I don't know what I want. And I don't know what I need.
I don't know if my last blog was me being stupid, or me actually realizing the truth. I miss you guys so much. I hate that you guys think I'm so content about this all. I'm not. I'm really happy right now. But at the same time I am not the same person without you guys. Every time I see you guys together it's weird that I'm not there with you. I think about it every single day. All of the time.
I JUST NEED CHANGE
I know I sound like a broken record.
I really don't even know what to do at this point. I don't want to let you guys slip right past me. But to be all the way honest, I've been able to actually put together my life and find what makes me happy ever since we put this distance between us. I don't even know what to say. I've said this in all of my other blogs. I've said these things to you guys so many times. But I just don't think that it's getting through to you.
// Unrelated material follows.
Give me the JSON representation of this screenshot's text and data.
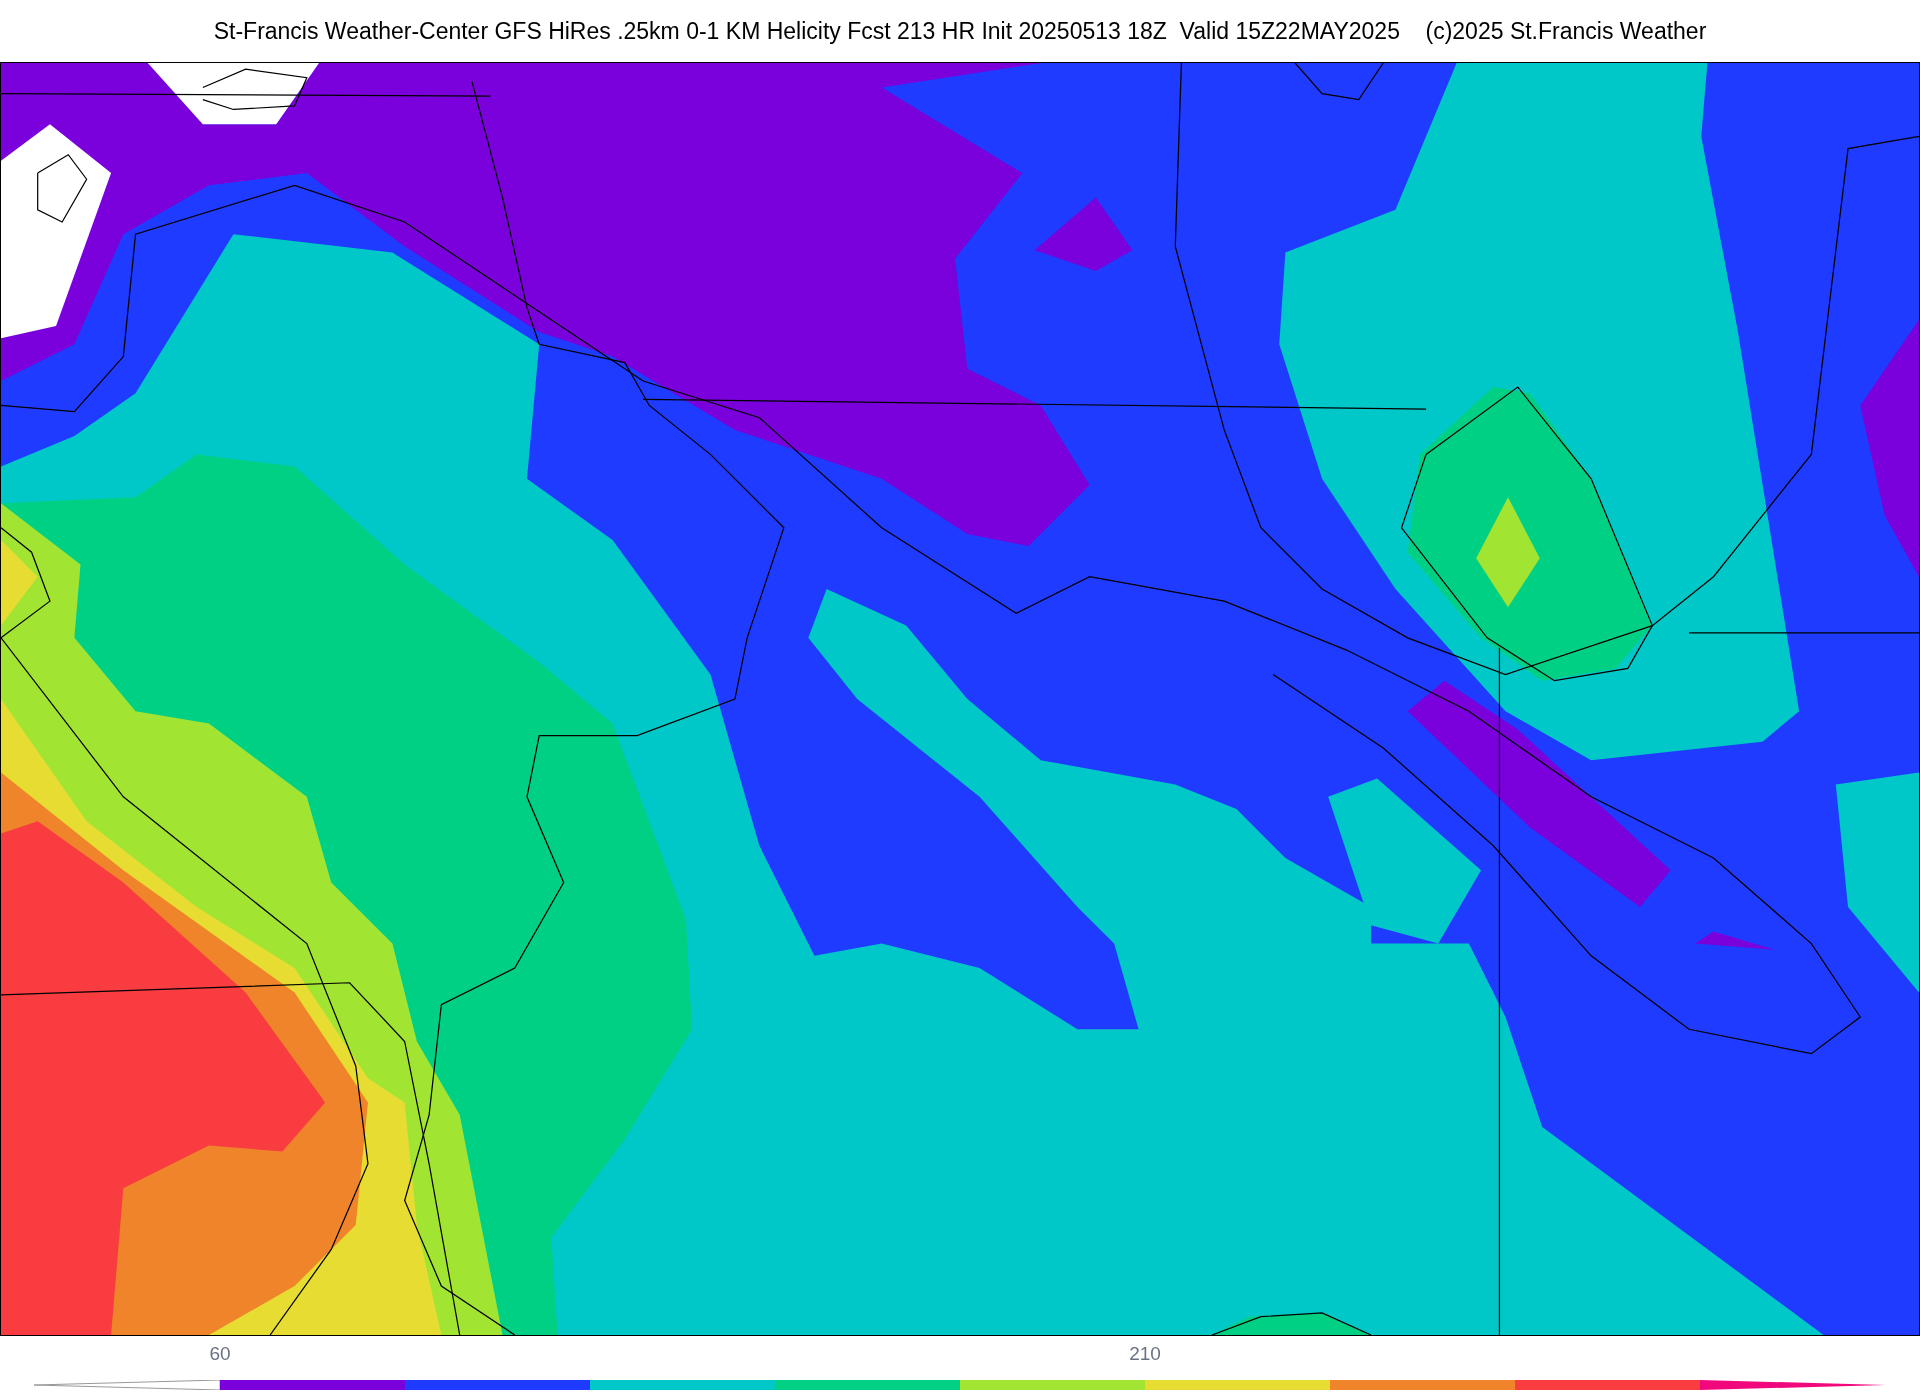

I keep typing things and then deleting them because I really am running out of words. I've said all that I can say. I should say more but I've said it enough. I should do more, but I've done it enough.
I want you guys back in my life more then anything. But I want to know that you guys are actually there for me. And I want you guys to realize that just because I make new friends doesn't mean I'm saying I don't want you guys around anymore. I'm done. I don't know where I'm going with this. I'll probably have so much more to say tomorrow. But I need to get this off of my mind.